The implication is critical. When hunger noise disappears, consumption falls. When administrative friction disappears, software usage contracts.

That helps explain why stocks like ADBE, CRM and NOW are under pressure. These business models are still tied to seat‑based pricing, subscription layers and administrative interfaces — all things agents are steadily eroding.

This is why Visser cautions against reading falling software prices as value.

"They are confusing the suppressant for the bubble and the bloat for the value."

Another force accelerating the pressure on legacy software is organizational mismatch. AI improves in step functions. Large software companies move in quarters, roadmaps, and release cycles.

By the time incumbents ship new AI features, entire workflows may already be automated away.

Visser indicates legacy software companies are no longer competing with each other — they are competing with the pace of AI capability improvement itself, a race they are structurally ill-equipped to win.

Why ‘Cheap' May Stay Cheap

This framework reframes how investors should interpret current price action. The drawdowns in Adobe, Salesforce, and ServiceNow may not represent cyclical lows, but reflections of a contracting economic surface area, the analyst said.
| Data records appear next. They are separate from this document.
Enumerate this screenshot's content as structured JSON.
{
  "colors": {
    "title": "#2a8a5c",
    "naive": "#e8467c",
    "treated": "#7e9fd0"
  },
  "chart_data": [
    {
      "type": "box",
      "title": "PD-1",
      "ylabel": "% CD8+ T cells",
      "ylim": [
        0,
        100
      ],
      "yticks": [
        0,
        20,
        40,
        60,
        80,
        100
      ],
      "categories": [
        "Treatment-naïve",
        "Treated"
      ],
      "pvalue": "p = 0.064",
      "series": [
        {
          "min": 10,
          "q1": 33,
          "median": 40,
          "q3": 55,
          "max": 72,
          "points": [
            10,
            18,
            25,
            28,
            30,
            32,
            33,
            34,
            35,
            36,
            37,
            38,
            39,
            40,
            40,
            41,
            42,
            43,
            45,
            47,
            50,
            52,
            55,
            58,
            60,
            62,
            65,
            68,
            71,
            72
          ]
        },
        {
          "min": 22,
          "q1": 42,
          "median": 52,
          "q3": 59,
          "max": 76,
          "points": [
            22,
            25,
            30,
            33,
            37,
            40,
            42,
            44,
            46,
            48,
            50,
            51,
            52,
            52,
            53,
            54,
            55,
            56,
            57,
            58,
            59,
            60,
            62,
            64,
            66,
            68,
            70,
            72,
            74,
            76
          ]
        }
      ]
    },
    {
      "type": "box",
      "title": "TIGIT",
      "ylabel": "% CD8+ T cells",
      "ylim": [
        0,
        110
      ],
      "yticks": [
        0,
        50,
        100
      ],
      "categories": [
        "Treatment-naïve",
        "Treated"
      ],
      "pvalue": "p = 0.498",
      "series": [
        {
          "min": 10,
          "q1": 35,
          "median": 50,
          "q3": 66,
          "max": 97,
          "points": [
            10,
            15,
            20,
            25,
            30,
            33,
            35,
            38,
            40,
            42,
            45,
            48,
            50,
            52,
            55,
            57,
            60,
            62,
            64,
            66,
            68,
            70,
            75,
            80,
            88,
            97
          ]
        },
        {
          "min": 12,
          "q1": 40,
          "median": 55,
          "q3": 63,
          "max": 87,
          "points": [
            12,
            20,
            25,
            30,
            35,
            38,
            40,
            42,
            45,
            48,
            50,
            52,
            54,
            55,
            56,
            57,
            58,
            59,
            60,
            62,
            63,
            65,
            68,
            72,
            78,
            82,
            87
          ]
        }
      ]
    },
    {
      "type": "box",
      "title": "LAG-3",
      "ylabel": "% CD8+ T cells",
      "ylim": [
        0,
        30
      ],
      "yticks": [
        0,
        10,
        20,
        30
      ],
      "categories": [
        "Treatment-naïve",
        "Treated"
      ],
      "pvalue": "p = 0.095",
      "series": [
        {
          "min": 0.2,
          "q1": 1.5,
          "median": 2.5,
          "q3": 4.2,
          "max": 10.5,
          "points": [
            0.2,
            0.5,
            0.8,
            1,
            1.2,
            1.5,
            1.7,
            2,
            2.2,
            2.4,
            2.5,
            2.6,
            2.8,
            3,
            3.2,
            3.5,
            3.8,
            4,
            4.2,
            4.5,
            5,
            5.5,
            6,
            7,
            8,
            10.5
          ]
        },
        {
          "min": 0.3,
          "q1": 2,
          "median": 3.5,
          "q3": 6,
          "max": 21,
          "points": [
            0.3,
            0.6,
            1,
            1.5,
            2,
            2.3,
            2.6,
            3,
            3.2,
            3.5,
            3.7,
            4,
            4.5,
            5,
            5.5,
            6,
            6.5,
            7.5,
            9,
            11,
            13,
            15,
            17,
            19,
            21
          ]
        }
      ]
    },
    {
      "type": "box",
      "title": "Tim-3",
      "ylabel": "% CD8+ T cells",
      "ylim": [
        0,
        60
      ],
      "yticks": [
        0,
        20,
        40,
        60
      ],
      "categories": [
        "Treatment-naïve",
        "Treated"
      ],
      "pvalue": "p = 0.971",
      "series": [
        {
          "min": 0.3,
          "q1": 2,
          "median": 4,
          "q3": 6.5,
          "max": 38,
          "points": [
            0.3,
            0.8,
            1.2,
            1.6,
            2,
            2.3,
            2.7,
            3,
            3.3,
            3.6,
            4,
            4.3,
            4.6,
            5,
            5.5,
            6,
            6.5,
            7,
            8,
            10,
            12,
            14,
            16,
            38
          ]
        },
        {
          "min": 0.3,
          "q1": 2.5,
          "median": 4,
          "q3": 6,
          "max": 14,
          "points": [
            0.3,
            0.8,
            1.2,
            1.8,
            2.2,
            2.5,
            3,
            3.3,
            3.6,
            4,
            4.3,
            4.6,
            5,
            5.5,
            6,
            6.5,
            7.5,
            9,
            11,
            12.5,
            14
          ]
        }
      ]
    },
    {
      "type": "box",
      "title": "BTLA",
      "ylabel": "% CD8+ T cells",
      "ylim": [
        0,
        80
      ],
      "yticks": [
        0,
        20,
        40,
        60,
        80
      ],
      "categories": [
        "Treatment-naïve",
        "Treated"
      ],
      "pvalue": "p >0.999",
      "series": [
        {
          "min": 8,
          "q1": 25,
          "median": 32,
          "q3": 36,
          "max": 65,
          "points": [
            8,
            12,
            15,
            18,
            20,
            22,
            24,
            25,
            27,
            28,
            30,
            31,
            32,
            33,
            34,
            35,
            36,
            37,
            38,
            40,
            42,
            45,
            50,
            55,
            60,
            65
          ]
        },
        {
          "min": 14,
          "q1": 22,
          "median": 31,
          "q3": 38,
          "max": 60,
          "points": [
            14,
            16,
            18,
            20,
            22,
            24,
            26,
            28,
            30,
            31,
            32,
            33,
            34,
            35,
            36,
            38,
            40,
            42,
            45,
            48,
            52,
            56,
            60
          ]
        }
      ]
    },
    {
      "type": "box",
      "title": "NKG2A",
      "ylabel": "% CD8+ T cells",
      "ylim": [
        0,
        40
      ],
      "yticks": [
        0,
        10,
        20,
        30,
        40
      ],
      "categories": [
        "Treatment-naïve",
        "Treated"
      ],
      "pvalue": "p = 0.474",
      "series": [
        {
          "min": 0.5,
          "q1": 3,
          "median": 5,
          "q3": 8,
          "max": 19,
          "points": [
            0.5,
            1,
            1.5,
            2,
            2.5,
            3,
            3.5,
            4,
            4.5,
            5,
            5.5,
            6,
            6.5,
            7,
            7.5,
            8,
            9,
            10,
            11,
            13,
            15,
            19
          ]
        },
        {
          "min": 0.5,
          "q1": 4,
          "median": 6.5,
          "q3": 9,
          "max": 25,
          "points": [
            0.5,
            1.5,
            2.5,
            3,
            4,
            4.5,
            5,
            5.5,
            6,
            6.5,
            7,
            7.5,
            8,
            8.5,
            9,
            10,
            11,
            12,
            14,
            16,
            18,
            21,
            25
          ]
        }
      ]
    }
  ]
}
Buying beaten-down software stocks today often amounts to a bet on inertia — that procurement habits, organizational resistance, and human interfaces will outlast exponential AI progress.

History suggests the opposite.

“The real divide now is not between "AI winners" and "AI losers," but between organizations positioned for the old appetite and those built for the new one,” he said.

“The only remaining question is whether capital is aligned with that reality, or anchored to the one that just ended,” he added.